Si certains chercheurs ont questionné l’authenticité religieuse des poètes lors de leur performance, notamment en ce qui trait à l’appel aux Muses (Laird, 2002; Spentzou, 20027), il suffit de regarder la société qui nous intéresse dans son ensemble pour comprendre que de telles critiques sont inconséquentes. S’il est vrai qu’on ne peut avoir l’assurance sur l’authenticité religieuse des individus, il en va autrement du groupe pris dans son ensemble:
« La grande poésie lyrique des Grecs tirait son caractère propre de ses origines religieuses. Accompagnée de musique et de danses, elle avait sa place normale dans les cérémonies cultuelles, dans les processions et dans les chœurs d’actions de grâces. On n’a peut-être pas toujours suffisamment insisté […] sur sa signification religieuse profonde. Dans ses Odes chantées aux fêtes solennelles, comment imaginer pourtant que les mots n’aient pas été chargés, eux aussi, des sentiments religieux qui animaient les choreutes et les spectateurs? » (Defradas, 1957)

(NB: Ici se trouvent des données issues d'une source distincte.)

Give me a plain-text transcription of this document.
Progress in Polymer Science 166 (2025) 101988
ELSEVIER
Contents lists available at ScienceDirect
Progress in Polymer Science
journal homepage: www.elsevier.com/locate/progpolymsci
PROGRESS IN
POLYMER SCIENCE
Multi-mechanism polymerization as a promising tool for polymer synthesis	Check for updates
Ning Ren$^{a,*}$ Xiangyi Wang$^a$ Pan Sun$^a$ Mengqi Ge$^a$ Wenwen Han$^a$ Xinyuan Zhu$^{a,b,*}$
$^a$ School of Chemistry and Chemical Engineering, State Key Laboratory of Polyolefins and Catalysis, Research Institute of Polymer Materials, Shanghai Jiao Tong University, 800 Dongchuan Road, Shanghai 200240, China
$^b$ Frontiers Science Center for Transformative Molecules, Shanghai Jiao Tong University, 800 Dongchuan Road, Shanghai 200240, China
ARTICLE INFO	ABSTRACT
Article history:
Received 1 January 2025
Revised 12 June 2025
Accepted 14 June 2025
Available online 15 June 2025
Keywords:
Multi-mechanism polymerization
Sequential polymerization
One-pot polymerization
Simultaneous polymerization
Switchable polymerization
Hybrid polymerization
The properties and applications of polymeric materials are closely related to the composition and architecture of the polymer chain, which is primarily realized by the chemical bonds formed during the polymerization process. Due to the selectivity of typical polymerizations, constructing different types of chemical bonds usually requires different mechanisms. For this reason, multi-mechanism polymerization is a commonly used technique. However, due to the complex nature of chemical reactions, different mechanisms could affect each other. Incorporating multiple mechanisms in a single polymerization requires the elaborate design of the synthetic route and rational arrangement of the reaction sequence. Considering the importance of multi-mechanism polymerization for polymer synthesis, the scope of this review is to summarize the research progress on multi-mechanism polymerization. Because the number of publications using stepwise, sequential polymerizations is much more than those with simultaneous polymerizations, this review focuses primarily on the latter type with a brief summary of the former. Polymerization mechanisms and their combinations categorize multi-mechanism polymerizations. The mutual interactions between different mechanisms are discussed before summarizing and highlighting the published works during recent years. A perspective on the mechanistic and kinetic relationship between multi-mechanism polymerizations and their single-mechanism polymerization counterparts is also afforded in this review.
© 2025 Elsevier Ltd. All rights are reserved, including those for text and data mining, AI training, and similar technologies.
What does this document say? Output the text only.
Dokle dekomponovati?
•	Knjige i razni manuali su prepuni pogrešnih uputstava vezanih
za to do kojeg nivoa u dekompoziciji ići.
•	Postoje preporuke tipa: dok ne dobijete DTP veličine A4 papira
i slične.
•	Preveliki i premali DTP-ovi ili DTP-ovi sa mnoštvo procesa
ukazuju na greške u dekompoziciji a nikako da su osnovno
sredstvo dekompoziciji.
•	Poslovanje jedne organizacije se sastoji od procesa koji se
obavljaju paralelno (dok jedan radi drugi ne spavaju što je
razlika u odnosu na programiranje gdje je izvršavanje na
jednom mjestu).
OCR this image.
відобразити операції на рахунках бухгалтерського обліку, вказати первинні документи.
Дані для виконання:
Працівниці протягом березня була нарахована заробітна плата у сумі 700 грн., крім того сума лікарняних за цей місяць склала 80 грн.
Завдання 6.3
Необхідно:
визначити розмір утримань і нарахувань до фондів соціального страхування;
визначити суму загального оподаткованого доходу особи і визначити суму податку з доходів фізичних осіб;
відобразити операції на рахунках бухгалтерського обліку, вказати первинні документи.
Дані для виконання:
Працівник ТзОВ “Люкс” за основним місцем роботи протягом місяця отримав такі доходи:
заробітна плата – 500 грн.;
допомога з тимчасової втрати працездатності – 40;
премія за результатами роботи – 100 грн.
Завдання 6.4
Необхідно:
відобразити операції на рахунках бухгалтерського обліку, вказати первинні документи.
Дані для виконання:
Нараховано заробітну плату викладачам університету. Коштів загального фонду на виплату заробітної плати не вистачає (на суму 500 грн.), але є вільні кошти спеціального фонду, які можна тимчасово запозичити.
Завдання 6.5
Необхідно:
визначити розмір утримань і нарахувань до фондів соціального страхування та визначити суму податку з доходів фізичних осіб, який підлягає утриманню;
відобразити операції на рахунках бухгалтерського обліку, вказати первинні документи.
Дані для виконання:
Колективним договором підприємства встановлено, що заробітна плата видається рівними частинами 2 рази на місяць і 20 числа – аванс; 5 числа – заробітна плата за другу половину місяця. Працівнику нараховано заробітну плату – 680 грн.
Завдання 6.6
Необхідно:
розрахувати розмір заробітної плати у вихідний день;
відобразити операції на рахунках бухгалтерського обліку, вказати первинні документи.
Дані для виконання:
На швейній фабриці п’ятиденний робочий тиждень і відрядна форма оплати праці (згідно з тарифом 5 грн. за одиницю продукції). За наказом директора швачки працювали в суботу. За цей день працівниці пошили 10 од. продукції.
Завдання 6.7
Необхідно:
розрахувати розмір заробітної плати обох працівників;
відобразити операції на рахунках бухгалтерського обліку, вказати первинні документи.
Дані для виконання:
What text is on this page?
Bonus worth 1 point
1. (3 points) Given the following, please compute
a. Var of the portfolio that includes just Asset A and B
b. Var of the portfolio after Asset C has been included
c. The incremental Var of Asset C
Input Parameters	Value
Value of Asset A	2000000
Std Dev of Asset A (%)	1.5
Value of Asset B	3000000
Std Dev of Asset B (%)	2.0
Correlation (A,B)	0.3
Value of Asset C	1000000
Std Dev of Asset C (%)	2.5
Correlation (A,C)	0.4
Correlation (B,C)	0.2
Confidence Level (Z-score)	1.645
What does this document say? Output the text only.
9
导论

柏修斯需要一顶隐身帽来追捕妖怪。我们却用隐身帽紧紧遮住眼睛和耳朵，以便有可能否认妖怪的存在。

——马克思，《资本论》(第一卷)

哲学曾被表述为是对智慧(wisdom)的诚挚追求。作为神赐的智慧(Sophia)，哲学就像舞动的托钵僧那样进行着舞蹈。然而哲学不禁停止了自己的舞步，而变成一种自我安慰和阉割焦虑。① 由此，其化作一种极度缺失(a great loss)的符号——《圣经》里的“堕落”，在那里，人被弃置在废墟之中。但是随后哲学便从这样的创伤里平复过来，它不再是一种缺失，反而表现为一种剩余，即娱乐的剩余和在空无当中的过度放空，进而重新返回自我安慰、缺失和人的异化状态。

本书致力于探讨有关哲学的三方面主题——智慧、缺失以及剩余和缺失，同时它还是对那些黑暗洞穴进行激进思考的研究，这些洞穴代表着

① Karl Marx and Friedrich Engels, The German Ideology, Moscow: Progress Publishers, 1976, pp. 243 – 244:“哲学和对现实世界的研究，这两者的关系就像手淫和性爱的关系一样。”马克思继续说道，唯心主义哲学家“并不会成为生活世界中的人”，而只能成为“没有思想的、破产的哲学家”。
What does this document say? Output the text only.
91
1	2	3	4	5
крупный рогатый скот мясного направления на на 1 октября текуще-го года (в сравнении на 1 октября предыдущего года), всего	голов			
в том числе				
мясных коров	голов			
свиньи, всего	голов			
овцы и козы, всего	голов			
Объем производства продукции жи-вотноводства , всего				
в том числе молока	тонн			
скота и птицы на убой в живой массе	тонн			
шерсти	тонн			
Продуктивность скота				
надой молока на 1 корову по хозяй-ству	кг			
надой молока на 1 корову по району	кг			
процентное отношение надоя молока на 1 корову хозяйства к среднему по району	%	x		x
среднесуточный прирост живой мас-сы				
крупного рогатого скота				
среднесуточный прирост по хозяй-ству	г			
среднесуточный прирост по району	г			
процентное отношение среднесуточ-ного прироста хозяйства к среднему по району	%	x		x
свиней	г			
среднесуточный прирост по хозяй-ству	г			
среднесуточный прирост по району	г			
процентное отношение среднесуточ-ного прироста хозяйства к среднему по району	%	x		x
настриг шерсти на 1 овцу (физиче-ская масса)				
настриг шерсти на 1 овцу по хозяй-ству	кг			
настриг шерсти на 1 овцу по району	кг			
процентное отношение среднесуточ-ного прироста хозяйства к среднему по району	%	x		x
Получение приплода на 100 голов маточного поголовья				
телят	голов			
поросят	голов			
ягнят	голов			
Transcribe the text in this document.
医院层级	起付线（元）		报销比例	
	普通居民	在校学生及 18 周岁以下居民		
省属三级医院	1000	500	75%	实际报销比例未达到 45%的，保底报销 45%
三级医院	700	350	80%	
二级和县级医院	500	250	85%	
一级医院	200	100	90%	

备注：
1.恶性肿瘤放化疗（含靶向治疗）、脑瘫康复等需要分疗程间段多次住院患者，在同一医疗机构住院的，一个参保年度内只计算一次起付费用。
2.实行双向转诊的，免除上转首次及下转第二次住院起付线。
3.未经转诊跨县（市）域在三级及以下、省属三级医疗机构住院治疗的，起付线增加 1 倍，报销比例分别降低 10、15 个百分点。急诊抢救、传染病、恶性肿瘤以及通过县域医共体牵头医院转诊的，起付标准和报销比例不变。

Cette citation de Defradas permet non seulement d’entrevoir la poésie dans son contexte religieux, mais elle met de l’avant que son aspect performatif est aussi musical et « scénique » dirions-nous aujourd’hui. Ainsi, même si le poète n’était pas sincèrement religieux, si encore une telle chose peut se mesurer, son discours, sa voix et les autres arts qui l’accompagnaient rendaient cette expérience artistique « totale8 » chargée de signification religieuse. C’est dans cette double dynamique de religiosité et de performance qu’on peut comprendre l’appel fait aux Muses par les poètes: cet appel dessert deux fonctions, une dramatique et une autre thaumaturgique qui augmente la « présence » des Muses pour l’auditoire (Laird, 2002). Il permet aussi de valider l’autorité du poète, de lui donner un sceau de vérité, d’authenticité (Laird, 2002; Vicaire, 1963)9. Dans cette performance, la mémoire joue un rôle plus qu’important, puisque le poète doit improviser, non pas ex nihilo, mais à partir du fond religieux (Festugière et Lévêque, s. d.), qui sert d’inépuisable matrice, un peu à la manière des lieux communs investis par la comedia del arte10 (quelques siècles plus tard en Italie). Le poète entretient un lien privilégié avec la mémoire, ou dirions-nous aujourd’hui, avec un imaginaire collectif imprégné du religieux, non seulement puisqu’il connaît les mythes (il est dépositaire de la mémoire sociale (Hartog, s. d.)), mais aussi parce qu’il les perpétue en les structurant lors de sa performance, les rendant opératoires pour un public. Par opératoire, j’entends qu’un mythe non versifié conté par une personne lambda n’aura pas la même valeur que lors d’une performance avec des instruments, des danseurs et un versificateur. De la même manière où se faire raconter un film sentimental par une personne atone et le visionner au cinéma sont deux expériences aux antipodes, où seule l’une des deux aura le « pouvoir » d’arracher quelques larmes; c’est ainsi qu’il faut entendre « opératoire ». Cet aspect opératoire est possible tant grâce à la ritualité qu’à l’expérience artistique de la performance. Avec une telle « charge » sur ses épaules, on comprend par conséquent que l’appel aux Muses sert aussi à donner confiance au poète, qui doit capter l’attention et composer en présence des spectateurs un discours qui leur sera adapté (Brisson, s. d.). À ce titre, comme le souligne Brisson:
« Composition et interprétation d’une œuvre […] sont indissociables. On compose en interprétant ; on interprète ce que l’on est en train de composer ; et, sans public, composition et interprétation n’ont plus aucune raison d’être. » (Brisson, s. d.)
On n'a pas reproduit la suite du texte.